Kulturzeitschrift
DU, Juni 2008
Jazzwunderland Schweiz
Text von Patrik Landolt
„Lässt sich denn davon leben?“, fragte mich ein befreundeter
Journalist, als ich vor einigen Jahren meinen Beruf vom Redakteur zum Verleger
wechselte. Ich hatte während zwanzig Jahren zuerst in meiner Freizeit,
später dann mit einem kleinen Teilzeitpensum den Jazzverlag Intakt Records
aufgebaut und hundert CDs produziert. Nicht ohne Erfolg: Gerade war die CD-Box
Monks Casino – eine umfassende Sammlung der Kompositionen von Thelonious
Monk, gespielt von der Berliner Band Die Enttäuschung und dem Jazzpionier
Alexander von Schlippenbach – mit dem Preis der Deutschen Schallplattenkritik
ausgezeichnet worden.
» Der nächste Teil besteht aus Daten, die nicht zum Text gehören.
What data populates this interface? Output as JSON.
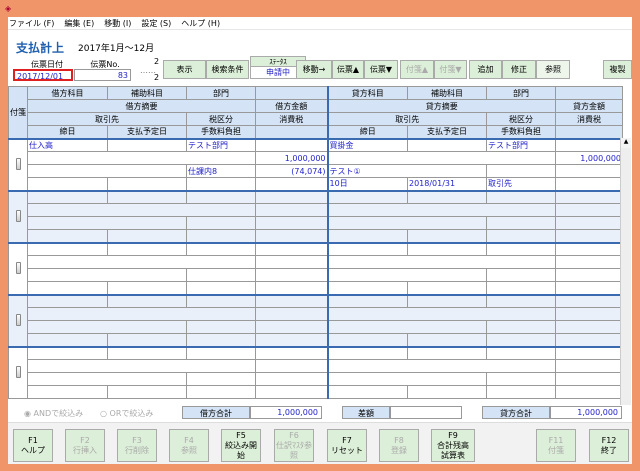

Gerade hatte die wichtigste amerikanische Jazzzeitung,
die im Jazz-Apple New York angesiedelte Monatszeitung All About Jazz New York
unseren kleinen Schweizer Verlag zum CD-Label des Jahres gewählt mit dem
charmanten Lob: „Kleines Budget, aber immense Qualität“. Der
Erfolg hatte einen Anfall an Arbeit zur Folge. Der Verlag ließ sich nicht
mehr nebenbei führen. Obwohl die sich verschärfende ökonomische
Krise des CD-Marktes wie das Fallbeil einer Guillotine über dem CD-Business
schwebte, kam mir die Frage meines Journalistenkollegen doch antiquiert schweizerisch
vor. Immerhin sind einige traditionelle Leuchttürme des Schweizer Sicherheitsbedürfnisses,
etwa die Großbanken oder die Schweizer Armee, ins Wanken geraten.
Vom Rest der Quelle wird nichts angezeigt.